Edit: I feel like I should also add that she isn’t mean to all animals. We have a 1 year old puppy who she treats very well and spoils. Also, I have gently mentioned therapy to her (I say this as someone who has experienced significant help in life with therapy) and she said she doesn’t ever want to go to therapy because she feels like she’s not enough or there’s something wrong with her.
Edit: I’d also like to add that I’ve talked to her family and they all said she’s been like this her whole life and she doesn’t want to do anything to change it. She was forced therapy and medication for a little bit in her teenage years and has sworn it off for the rest of her life.
Warm_Sandwich5038 wrote:
I hope she gets hold of your phone and reads the 20k responses you’re about to get about how quickly you need to divorce her.
OP responded:
Well she has checked my phone before without me knowing. She checked my messages and saw that I was asking her family on advice on how to help her or deal with her. She got upset.
WampaCat wrote:
Leave. Now. It doesn’t matter if she’s nice to one dog and hits another, it’s not like being nice to one somehow cancels out that she injured your beloved dog. I’m honestly shocked that wasn’t the line for you. If that’s not a reason for you to see you med to leave I can’t imagine what would. Like I’m starting to wonder if this is rage bait.
What would she do or say to you if you hit her puppy? People who are cruel to animals are absolute monsters. Do you know why she hit your dog and not hers? Because it’s your dog. She’s doing it to hurt you. Please get out and take the animals, and if you’re not willing to leave her then please love your dog enough to find a non abusive home for it.
OP responded:
Unfortunately, this is not rage bait. It’s very real and I’m living it. I would never hit the puppy, but if I did my wife would get more angry and upset with me maybe than ever before.
She hit my dog because he snapped at the puppy a little bit right when we got her because she wasn’t respecting his boundaries and space and he’s a senior dog. He didn’t hurt the puppy in any way, but he growled and nipped in her general direction. My wife saw this as aggression and hit him.
jimrandylahey wrote:
A lot of what you described here is pretty much full on emotional abuse. There are no villains and there are no heroes in this world, there are only choices. She is making the choice that she doesn't have any issues to work on herself and that its all you, she sounds HIGHLY narcissistic to be honest.

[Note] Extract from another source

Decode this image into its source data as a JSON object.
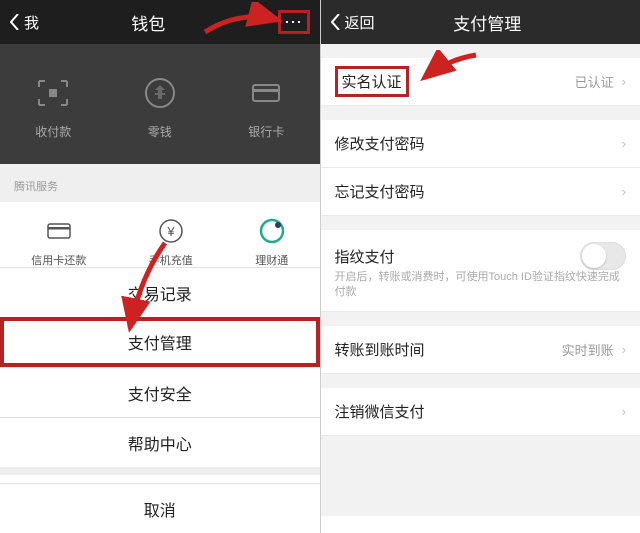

And those emotions you are feeling are basically the symptoms of being in a relationship with a narcissistic individual. She will only listen to your needs out of technicality, and then will immediate replace any care or listening with her own grievances and reasons that you piss her off or make her unhappy.
Just got out of an 11 year relationship with someone who is a bit narcissistic and I also struggle with my tendencies as well. Trust me when I say: You can make this relationship work at the cost of YOU. You will lose yourself slowly but surely if you stay with this women, sorry bud 🤷♂️
enchantedtangerine wrote:
Dude. You must go. If you’re gonna be mean to an animal you’ve got massive issues. That is beyond unforgivable. You’re going to end up divorced and a single parent if you stay with this completely unstable woman. Just save yourself and get out now.
Witty-stock-4913 wrote:
She's mistreating you and your dogs. When you bring a child into this world, she'll hurt the child, too. Here's the thing-I have very very little patience for people who swear to protect a pet or a child and then allow another human to hurt them.
I'm going to back off of that for a minute because you're already traumatized and give some practical advice. First, you need to contact a DA holine. Find a way to do it so she doesn't know you called. Google voice, whatsapp, something that doesn't record the number on your phone bill.
Next, you need to set up an email she doesn't know about and look for lawyers who can offer a free consultation. When you reach out, make it clear you're in an a**sive situation and you need them to not contact you at home. Third, start setting up your escape plan, in a way that allows you to take the dogs. In the meantime, document her hitting them, you'll need it for court.